North-Central Section - 46th Annual Meeting (23–24 April 2012)

Paper No. 4
Presentation Time: 10:00 AM

INTERCULTURAL ENCOUNTERS IN THE “MIDDLE ASIAN INTERACTION SPHERE”: PRELIMINARY RESULTS OF PETROGRAPHIC AND INAA ANALYSIS OF EARLY BRONZE (CA. 3100-2000 BC) AGE POTTERY FROM BAT, OMAN


GHAZAL, Royal Omar, Anthropology, University of Chicago, 1749 E. 55th St. #1W, Chicago, IL 60615 and HILL, David, Sociology, Anthropology and Behavioral Science, Metropolitan State College of Denver, 2770 South Elmira St.

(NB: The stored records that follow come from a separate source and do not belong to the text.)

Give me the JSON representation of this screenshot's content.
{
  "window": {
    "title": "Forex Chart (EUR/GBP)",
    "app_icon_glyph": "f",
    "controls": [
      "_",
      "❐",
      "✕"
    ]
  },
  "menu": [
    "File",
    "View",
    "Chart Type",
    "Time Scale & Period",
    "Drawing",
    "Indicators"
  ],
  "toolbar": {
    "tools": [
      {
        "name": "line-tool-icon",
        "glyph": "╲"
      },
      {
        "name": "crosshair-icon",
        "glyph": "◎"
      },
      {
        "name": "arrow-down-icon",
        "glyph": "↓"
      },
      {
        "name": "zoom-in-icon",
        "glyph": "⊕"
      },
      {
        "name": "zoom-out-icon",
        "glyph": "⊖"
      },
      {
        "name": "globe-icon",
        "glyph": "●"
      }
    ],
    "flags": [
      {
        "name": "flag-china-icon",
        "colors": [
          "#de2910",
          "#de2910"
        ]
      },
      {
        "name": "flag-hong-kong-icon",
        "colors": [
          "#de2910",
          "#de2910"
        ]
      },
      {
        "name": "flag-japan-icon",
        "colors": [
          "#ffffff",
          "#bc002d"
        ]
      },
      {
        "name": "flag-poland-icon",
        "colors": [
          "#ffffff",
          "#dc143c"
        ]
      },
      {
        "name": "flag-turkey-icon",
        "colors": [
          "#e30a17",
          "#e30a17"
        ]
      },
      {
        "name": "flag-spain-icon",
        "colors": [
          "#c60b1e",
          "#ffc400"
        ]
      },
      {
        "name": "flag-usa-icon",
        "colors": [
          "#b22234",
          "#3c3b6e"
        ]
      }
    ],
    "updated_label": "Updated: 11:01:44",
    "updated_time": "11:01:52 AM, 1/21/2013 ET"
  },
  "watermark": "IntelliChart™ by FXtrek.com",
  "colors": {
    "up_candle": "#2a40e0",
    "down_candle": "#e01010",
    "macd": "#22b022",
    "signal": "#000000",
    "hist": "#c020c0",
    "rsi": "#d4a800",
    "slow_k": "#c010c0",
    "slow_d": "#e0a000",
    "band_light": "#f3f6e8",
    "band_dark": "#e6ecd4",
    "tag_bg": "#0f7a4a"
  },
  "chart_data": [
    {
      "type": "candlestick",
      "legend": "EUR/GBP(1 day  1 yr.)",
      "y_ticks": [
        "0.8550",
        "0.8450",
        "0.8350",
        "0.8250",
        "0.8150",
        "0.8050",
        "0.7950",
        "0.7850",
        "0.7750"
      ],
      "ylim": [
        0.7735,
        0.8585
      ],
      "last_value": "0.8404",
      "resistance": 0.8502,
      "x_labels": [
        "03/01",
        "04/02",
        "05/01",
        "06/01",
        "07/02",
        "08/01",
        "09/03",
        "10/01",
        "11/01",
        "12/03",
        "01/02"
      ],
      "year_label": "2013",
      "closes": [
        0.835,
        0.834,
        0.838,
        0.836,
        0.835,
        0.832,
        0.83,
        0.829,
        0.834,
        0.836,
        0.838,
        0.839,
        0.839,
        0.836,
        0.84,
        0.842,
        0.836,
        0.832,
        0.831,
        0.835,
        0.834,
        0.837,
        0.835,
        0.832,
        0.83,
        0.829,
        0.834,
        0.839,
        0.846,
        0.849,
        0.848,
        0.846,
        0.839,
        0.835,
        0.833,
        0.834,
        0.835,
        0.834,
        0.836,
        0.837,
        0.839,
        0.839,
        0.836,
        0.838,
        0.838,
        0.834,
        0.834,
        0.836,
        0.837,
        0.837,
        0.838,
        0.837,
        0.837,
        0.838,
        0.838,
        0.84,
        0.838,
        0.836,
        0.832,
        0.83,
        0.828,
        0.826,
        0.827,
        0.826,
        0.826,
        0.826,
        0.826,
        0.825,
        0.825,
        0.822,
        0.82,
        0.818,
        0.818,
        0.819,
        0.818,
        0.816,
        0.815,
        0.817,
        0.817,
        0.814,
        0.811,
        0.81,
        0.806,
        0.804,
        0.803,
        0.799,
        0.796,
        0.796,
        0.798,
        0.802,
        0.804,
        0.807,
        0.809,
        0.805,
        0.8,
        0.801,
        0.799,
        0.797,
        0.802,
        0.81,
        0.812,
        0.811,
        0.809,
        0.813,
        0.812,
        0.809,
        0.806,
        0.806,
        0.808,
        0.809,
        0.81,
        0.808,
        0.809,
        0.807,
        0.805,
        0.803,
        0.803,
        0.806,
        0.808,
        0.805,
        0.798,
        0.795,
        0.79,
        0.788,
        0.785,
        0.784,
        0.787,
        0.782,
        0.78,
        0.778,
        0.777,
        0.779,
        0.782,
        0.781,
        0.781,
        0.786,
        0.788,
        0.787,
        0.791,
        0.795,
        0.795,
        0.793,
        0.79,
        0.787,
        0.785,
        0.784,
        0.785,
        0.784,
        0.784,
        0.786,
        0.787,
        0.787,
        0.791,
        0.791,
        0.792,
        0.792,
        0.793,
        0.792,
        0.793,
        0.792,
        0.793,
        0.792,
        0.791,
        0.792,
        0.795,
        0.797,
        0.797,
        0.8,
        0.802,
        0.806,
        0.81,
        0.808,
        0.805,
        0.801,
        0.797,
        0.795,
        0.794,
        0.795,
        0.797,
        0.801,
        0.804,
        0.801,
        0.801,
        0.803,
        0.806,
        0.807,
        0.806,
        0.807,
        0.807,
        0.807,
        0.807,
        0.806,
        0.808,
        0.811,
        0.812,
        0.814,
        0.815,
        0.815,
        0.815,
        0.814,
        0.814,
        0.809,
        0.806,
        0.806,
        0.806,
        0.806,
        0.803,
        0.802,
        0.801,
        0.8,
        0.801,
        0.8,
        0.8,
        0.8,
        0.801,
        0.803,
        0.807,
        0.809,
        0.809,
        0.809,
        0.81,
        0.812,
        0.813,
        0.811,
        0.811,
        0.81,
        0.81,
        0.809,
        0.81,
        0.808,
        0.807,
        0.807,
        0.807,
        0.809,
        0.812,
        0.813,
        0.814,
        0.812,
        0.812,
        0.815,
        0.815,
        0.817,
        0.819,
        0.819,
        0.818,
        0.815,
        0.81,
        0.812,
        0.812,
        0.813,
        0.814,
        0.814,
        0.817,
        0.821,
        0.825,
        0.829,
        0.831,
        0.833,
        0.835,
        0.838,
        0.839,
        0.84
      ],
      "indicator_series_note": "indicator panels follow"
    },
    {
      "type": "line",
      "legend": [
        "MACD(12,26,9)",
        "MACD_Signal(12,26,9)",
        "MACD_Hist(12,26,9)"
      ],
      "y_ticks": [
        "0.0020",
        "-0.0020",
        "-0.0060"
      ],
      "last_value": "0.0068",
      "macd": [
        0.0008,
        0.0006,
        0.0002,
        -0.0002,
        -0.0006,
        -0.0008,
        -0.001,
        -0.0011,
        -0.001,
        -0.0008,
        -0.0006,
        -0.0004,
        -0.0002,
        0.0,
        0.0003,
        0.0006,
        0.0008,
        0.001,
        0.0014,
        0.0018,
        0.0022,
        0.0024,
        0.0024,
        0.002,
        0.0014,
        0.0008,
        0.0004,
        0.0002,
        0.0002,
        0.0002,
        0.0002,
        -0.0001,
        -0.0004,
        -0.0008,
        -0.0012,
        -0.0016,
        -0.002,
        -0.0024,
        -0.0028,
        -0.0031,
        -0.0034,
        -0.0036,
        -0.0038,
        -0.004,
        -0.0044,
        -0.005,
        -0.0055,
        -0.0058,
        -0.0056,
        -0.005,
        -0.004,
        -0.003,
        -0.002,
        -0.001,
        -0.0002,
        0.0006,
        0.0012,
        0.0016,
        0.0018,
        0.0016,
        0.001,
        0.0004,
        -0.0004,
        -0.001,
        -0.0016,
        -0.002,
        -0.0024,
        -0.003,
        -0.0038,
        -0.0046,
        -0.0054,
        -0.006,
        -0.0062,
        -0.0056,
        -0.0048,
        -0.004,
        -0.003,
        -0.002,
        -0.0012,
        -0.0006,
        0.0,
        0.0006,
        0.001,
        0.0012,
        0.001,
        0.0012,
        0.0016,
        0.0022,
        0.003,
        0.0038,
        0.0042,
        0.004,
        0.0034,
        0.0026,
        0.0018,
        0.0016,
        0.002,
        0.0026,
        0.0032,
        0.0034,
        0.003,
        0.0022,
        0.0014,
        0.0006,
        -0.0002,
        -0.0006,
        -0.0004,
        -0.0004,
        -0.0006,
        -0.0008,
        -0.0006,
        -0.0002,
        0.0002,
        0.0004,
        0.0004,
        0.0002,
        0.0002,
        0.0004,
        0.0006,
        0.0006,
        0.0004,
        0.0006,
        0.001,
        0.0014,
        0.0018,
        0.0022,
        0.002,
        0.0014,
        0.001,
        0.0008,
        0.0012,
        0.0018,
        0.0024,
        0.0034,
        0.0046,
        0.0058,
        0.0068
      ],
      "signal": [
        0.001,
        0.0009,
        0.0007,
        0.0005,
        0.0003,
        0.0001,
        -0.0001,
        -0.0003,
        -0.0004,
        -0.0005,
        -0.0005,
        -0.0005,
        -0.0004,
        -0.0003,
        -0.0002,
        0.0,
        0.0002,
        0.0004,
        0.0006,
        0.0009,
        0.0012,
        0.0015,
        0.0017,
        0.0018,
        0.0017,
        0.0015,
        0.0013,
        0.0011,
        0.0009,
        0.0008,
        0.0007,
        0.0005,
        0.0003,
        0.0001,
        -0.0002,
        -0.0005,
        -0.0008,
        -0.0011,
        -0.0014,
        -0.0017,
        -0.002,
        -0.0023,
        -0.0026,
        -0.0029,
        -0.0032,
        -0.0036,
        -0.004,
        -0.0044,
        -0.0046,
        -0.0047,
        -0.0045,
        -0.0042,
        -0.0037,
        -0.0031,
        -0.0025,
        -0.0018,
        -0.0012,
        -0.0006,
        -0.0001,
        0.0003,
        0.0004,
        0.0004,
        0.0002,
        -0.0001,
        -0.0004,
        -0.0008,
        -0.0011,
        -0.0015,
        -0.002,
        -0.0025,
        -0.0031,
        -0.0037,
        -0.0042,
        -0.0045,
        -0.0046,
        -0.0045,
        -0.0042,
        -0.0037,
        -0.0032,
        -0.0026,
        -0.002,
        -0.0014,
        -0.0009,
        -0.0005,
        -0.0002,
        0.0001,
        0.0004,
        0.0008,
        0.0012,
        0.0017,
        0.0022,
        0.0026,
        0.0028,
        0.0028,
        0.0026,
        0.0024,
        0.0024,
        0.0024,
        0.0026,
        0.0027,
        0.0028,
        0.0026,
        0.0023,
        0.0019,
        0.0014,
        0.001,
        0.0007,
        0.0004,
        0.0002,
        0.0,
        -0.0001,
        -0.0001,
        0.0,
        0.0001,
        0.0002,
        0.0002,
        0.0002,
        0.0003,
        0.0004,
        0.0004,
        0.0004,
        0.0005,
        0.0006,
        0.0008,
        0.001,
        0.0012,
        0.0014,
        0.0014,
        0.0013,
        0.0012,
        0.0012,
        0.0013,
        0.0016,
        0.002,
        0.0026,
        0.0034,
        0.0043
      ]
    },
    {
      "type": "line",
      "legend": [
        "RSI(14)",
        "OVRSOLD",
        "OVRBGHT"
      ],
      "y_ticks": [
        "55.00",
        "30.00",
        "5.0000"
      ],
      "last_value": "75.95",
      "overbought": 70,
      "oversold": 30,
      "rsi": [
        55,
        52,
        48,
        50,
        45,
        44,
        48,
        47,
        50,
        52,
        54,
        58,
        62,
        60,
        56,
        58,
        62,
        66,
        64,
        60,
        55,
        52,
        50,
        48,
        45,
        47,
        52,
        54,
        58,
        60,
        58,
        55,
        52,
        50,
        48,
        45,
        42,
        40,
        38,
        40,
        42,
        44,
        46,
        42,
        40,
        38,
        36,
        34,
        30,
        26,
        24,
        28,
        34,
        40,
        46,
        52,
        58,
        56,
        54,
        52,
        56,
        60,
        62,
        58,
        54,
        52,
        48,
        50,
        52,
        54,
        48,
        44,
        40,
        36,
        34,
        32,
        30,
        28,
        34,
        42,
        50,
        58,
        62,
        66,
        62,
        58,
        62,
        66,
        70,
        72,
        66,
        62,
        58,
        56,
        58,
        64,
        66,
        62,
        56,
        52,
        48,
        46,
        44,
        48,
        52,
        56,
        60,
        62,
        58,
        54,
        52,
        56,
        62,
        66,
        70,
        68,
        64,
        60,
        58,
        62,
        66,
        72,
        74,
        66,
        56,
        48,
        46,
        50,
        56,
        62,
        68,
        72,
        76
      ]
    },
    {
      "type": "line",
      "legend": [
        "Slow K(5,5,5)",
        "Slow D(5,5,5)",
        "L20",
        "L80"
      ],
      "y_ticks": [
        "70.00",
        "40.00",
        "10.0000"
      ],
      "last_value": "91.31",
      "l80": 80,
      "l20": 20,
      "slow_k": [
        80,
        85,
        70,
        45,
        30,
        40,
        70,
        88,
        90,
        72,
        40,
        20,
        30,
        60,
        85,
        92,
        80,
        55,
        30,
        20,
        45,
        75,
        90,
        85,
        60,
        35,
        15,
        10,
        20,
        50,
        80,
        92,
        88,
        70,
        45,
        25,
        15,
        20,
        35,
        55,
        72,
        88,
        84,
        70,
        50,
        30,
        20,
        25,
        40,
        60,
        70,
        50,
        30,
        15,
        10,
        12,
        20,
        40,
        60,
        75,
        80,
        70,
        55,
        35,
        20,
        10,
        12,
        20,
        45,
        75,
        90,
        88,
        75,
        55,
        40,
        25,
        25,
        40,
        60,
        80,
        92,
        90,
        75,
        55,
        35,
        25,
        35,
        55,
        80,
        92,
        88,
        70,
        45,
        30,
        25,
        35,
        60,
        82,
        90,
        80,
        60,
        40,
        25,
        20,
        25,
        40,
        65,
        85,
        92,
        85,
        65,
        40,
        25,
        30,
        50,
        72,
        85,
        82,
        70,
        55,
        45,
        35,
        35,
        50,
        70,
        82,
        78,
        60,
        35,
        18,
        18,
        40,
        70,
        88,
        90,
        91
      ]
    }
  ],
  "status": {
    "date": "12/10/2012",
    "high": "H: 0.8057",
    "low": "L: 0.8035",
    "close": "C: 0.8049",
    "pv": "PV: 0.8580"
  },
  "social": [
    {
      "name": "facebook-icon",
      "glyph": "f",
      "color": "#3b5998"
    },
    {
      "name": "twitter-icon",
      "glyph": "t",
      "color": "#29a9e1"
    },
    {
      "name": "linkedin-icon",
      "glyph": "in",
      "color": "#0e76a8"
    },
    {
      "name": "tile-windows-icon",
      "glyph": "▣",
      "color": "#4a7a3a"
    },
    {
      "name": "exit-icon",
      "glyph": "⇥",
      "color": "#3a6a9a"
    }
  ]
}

Unit #38, Denver, CO 80231, omar1@uchicago.edu

This presentation provides preliminary results of recent petrographic and geochemical analysis of Early Bronze Age (ca. 3100-2000 BC) ceramics from the UNESCO World Heritage site of Bat and other locales in the desert interior of northern Oman. The ceramic analysis from the region had four principal aims: (1) typological identification of fabric groups; (2) the determination of methods of manufacture (forming practices, application of slips, etc.); (3) treatment of the ceramic paste (use of raw clay, levigation, and temper usage); and (4) the geochemical and mineralogical approximation of their point of origin. The resulting distribution map of fabric groups informs our understanding of local and foreign networks of pottery production and exchange in the larger “Middle Asian Interaction Sphere”(MAIS). This diverse network incorporated peoples and materials, from Harappan-Indus (Meluhha), the Iranian Makran (Marhashi), the island of Bahrain (Dilmun), the city-states of Mesopotamia (esp. Agade/Akkad), and northern Oman/UAE (Kingdom of Magan) among others.